Me alegra cuando viajo a países donde se privilegia el nacimiento de los hijos y, por ende, el concepto de familia como sostén de la sociedad. Cuando veo a papás cuarentones mi cara se transforma y oscila entre la risa y el llanto, son padres valientes y felices que desafían los paradigmas de la modernidad y el egoísmo, ese que pregona exclusivamente el bienestar personal y el automatismo, que venera los robots en lugar de conciliar con seres humanos.

“¡Dejen de hablar con tanto orgullo y altivez; no profieran palabras soberbias! El Señor es un Dios que todo lo sabe, y él es quien juzga las acciones..”, dice la canción de Ana, la mujer que de acuerdo con la historia Bíblica imploró a Dios que le concediera un hijo y que lo consagraría al servicio divino.

“El arco de los poderosos se quiebra, pero los débiles se arman de valor… La estéril ha dado a luz siete veces, pero la que tenía muchos hijos languidece.”, afirma Ana. La respuesta al ruego fue el nacimiento de Samuel, figura central del Antiguo Testamento, reconocido como el último juez y el primer profeta de Israel, porque “Del Señor vienen la muerte y la vida”, añade Ana.
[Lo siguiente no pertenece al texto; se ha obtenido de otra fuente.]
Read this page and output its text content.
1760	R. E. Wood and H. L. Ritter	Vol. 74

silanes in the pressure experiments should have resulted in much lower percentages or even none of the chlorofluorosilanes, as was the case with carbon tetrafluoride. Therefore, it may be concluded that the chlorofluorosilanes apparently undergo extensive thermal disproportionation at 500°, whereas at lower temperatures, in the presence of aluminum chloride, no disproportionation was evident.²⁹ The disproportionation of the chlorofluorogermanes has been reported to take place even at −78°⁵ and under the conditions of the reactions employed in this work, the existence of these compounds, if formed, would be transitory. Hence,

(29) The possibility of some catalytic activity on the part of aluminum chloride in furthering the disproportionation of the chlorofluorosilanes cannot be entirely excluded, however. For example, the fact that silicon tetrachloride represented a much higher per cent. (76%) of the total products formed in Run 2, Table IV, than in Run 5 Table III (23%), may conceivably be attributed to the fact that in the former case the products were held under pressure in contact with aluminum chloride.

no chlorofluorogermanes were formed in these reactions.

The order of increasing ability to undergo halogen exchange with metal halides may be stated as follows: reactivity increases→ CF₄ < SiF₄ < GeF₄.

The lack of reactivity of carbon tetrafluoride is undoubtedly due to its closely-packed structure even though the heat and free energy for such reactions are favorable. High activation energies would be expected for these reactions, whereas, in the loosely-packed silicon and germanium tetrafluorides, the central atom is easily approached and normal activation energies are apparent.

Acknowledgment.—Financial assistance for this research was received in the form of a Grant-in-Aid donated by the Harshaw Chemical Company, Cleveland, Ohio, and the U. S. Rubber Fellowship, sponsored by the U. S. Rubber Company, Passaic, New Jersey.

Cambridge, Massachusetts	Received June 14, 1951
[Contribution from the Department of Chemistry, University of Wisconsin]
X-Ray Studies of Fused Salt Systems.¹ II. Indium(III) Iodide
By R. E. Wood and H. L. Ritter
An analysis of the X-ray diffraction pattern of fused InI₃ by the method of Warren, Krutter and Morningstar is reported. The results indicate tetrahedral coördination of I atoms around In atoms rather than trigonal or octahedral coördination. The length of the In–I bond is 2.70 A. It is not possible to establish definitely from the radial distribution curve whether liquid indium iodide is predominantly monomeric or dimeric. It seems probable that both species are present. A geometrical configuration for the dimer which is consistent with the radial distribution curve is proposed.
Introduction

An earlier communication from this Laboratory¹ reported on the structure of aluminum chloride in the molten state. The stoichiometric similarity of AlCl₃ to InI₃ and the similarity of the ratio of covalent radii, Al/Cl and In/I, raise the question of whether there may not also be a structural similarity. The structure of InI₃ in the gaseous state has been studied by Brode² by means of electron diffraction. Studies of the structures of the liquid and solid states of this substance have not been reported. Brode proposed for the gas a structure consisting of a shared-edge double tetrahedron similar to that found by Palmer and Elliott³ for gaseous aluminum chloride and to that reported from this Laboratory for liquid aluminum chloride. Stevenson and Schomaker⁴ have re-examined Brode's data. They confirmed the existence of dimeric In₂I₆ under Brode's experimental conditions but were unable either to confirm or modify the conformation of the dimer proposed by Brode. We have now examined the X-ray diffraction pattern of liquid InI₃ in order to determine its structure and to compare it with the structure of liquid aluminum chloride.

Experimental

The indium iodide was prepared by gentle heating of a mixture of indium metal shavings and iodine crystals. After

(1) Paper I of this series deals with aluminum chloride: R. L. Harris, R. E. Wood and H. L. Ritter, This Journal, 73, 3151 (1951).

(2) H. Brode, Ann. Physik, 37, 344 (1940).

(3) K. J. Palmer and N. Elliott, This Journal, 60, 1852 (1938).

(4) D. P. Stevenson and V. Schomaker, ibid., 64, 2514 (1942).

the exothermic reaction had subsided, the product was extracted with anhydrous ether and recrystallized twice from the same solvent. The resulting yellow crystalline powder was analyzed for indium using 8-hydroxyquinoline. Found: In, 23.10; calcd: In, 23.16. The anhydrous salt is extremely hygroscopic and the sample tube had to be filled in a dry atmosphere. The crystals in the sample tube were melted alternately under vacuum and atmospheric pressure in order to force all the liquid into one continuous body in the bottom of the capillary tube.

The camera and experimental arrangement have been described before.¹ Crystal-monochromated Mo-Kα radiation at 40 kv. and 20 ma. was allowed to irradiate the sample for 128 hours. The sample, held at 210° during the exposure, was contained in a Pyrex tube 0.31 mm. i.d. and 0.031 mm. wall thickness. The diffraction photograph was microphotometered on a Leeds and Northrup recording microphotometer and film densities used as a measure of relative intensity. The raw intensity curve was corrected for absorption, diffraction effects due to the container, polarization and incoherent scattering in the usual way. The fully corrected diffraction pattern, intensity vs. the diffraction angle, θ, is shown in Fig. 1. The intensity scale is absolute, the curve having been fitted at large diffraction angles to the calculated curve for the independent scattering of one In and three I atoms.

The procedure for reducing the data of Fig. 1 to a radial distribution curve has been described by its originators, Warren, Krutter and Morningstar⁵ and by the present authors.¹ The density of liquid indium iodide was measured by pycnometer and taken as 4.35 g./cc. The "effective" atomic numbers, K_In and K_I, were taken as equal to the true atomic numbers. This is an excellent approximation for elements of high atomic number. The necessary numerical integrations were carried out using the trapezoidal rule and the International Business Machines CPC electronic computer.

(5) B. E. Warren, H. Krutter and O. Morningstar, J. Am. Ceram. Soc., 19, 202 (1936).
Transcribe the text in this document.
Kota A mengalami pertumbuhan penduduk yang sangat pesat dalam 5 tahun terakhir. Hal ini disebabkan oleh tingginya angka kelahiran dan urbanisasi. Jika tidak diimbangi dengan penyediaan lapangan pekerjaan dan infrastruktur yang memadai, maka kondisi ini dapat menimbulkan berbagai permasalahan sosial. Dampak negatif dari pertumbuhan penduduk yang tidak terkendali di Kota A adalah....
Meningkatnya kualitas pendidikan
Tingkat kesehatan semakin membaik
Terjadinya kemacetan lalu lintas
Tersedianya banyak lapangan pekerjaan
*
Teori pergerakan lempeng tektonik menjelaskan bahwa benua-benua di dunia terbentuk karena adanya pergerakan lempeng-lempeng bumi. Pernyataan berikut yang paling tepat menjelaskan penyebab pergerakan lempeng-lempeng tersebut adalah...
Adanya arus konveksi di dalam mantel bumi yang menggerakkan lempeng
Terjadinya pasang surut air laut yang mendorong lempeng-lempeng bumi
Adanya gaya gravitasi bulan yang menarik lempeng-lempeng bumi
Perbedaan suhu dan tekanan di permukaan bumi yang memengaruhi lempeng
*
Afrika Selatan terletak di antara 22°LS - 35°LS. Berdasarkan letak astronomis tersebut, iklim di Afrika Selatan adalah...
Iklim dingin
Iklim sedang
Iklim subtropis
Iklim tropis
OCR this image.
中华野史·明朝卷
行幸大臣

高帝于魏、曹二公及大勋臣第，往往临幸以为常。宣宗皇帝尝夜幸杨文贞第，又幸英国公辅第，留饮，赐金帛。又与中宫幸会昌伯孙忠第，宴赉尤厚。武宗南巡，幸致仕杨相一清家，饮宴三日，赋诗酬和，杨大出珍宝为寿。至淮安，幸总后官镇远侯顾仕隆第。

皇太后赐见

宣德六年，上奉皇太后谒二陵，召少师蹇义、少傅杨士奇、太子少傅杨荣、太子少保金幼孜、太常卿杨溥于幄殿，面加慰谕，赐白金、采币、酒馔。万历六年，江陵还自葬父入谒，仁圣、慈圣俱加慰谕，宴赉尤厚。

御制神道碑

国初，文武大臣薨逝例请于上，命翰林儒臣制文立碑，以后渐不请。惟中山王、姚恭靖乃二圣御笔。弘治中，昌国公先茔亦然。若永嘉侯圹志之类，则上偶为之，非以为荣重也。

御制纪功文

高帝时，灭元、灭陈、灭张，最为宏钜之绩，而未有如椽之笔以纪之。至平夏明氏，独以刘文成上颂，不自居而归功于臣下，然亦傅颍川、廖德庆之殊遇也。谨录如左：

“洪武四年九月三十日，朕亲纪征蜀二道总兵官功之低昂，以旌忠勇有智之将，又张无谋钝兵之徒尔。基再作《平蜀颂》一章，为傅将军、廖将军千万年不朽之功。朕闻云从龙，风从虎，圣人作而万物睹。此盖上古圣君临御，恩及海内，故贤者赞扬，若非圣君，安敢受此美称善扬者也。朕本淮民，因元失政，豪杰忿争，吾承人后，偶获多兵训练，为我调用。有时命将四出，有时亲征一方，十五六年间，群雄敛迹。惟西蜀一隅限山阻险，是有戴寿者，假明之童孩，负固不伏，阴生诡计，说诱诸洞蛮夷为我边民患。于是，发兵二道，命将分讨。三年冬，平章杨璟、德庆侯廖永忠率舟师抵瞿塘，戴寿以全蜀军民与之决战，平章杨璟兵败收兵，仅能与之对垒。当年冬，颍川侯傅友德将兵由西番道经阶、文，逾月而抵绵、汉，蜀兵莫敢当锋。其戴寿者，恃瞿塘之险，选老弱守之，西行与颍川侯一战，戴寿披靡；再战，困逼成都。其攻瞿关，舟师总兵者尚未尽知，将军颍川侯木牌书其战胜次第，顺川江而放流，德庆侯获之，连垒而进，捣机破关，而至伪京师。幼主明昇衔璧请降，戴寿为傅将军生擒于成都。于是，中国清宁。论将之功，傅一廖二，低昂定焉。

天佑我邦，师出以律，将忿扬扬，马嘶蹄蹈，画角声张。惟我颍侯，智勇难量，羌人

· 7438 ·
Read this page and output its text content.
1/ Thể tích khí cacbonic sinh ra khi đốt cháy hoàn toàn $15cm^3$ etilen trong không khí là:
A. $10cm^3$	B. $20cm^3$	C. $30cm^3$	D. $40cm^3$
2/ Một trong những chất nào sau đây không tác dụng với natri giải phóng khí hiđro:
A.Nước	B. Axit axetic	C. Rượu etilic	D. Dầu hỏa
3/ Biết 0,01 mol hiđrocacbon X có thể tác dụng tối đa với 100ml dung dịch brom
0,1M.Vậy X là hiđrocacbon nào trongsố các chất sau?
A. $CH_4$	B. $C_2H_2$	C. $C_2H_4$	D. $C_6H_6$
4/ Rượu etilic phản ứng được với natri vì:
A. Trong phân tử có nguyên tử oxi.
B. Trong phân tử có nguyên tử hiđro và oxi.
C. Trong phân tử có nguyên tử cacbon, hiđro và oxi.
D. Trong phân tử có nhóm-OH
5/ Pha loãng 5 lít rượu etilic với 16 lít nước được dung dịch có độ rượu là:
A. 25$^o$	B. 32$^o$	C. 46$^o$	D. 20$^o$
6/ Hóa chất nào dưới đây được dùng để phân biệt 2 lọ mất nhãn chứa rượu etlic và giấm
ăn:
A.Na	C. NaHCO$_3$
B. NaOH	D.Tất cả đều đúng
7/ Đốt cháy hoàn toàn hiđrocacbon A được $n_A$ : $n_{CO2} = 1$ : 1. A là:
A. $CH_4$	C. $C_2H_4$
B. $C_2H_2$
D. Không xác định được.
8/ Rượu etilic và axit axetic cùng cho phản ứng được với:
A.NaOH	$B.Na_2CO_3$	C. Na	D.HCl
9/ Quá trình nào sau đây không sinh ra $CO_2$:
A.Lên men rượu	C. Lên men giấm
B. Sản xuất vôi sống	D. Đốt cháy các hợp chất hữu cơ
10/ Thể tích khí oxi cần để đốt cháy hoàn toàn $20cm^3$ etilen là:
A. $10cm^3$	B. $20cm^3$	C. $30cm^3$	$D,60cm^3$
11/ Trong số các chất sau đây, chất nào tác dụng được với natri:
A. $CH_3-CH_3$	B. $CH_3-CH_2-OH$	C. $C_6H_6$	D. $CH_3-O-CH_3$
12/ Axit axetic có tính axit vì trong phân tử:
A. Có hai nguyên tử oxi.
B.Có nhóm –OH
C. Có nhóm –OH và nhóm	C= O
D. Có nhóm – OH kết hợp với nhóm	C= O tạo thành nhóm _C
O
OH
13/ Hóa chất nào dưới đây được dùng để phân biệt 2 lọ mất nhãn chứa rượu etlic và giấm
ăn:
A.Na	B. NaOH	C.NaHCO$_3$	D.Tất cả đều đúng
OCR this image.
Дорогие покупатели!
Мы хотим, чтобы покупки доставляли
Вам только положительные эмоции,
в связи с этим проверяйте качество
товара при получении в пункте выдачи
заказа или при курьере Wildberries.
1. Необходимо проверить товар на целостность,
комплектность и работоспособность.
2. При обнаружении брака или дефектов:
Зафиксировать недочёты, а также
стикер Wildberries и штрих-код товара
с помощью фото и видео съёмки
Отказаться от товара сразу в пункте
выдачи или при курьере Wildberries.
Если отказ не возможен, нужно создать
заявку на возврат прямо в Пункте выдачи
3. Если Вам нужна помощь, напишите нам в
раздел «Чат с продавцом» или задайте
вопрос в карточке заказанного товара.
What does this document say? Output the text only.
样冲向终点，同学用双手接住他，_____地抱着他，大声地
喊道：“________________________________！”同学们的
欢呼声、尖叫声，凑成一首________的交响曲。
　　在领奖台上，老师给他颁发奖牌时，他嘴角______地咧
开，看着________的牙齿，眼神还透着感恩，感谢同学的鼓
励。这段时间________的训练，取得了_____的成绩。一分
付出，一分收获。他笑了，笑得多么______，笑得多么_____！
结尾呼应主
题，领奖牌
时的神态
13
Volvamos a “Quieto”, su autor asegura que para el papá la llegada de ese segundo niño al hogar era una maldición/bendición, sin duda un argumento poderoso en la novela dado el paso efímero del protagonista por esta vida, pero en la realidad un hijo es y será siempre una bendición, aunque haya vidas que como la de Vanischka, el pequeño hijo de León Tolstói, que murió a los 8 años, porque en palabras del gran novelista ruso “hay seres que Dios permite que vengan al mundo solo para acrecentar nuestra capacidad de amar”.